Öte yandan, Çin’in uluslararası örgütlerdeki etkinliği Trump devam ederse artmaya devam eder. Biden’sa ABD’yi yeniden uluslararası sistemin yapıcı bir parçası haline getirecektir. Yani, Çin için ideal bir aday yok. Trump kazanırsa ikili ilişkiler kötüleşmeye devam edecek ama Çin, ABD küresel siyasetten çekildikçe uluslararası örgütleri kendi istediği gibi biçimlendirme konusunda rahat edecek.
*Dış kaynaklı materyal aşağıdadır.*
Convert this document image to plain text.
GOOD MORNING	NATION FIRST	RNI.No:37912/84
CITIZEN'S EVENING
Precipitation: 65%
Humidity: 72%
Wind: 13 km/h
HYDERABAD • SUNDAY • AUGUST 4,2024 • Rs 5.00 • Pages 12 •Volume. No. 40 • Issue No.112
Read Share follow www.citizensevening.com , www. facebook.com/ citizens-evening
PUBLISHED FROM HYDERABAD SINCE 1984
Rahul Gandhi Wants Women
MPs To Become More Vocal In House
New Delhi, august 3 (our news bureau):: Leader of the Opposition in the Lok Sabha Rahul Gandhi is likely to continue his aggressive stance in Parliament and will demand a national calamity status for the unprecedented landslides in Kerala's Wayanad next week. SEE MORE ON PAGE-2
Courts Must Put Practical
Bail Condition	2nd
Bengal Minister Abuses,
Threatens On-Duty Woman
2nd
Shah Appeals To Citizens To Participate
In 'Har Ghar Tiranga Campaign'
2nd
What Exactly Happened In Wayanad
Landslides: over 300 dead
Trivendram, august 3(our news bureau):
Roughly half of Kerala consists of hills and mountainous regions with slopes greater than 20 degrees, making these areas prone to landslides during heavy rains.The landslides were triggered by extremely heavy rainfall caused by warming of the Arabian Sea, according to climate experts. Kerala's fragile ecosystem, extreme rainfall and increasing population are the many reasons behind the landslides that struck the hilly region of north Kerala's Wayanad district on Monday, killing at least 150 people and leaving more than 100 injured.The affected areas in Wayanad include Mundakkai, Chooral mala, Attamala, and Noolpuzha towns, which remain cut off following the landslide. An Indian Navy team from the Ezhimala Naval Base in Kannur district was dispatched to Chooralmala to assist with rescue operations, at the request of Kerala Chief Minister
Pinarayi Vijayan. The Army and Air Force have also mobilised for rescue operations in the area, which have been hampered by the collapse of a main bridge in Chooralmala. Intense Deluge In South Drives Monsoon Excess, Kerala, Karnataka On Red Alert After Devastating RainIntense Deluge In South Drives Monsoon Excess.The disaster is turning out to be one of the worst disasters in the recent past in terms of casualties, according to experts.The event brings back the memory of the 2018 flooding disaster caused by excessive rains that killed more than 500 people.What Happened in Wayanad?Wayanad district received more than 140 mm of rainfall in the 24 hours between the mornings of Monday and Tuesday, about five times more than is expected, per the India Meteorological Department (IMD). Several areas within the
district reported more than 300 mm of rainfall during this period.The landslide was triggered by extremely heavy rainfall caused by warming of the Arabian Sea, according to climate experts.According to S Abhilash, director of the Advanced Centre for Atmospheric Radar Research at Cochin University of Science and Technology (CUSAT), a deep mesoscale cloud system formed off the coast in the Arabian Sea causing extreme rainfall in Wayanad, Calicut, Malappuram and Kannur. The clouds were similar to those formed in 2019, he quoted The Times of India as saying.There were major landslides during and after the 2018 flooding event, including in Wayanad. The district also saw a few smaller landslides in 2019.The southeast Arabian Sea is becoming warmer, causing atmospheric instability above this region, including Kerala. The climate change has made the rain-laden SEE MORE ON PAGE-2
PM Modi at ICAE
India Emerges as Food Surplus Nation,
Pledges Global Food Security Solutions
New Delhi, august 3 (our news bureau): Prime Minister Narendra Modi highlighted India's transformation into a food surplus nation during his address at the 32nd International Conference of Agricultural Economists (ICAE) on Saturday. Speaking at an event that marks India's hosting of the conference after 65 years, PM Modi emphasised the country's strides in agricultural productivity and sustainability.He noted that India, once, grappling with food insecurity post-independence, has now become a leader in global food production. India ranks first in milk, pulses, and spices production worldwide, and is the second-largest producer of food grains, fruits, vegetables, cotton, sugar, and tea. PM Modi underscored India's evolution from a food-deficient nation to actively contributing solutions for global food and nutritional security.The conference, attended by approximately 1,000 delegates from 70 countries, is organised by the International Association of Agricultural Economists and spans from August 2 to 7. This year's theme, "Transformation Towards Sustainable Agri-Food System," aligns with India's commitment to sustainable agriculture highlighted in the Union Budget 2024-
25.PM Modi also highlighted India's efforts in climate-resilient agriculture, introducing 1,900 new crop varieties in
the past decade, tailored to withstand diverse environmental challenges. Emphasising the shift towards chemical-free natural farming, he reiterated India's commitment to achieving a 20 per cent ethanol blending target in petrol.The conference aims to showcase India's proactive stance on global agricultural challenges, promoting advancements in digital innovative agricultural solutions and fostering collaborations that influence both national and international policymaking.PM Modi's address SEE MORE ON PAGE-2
Eğer Biden kazanırsa, ikili ilişkiler ve ticaret savaşları ve Tayvan gibi konularda normalleşme yaşanacak ama Çin’in bölünmüşlüğünden faydalandığı Batı bloku yeniden konsolidasyon sürecine girecek.
Örneğin, Türkiye de son zamanlarda Çin-ABD çekişmesininden faydalanıyor. Bir yandan Erdoğan-Trump ikili ilişkileri liderlik düzeyinde iyi giderken, örneğin yolsuzluk davalarında köşeye sıkışınca ilişkiler bozuluyor. O durumda da, hükümet yüzünü Çin’e dönüyor. Kuşak ve Yol Girişimi’nin bir parçası olma çabaları devam ediyor. Ama örneğin, son zamanlarda aldığı finansal yardımlar biraz da bu güç boşluğunun bir ürünü. Biden’ın gelmesi hem bu güç boşluğunun doldurulması hem de Türkiye’ye karşı kendi içinde tutarlı bir politika izlenmesi anlamına gelirse, Türkiye’nin Çin’le yakınlaşması devam edebilir.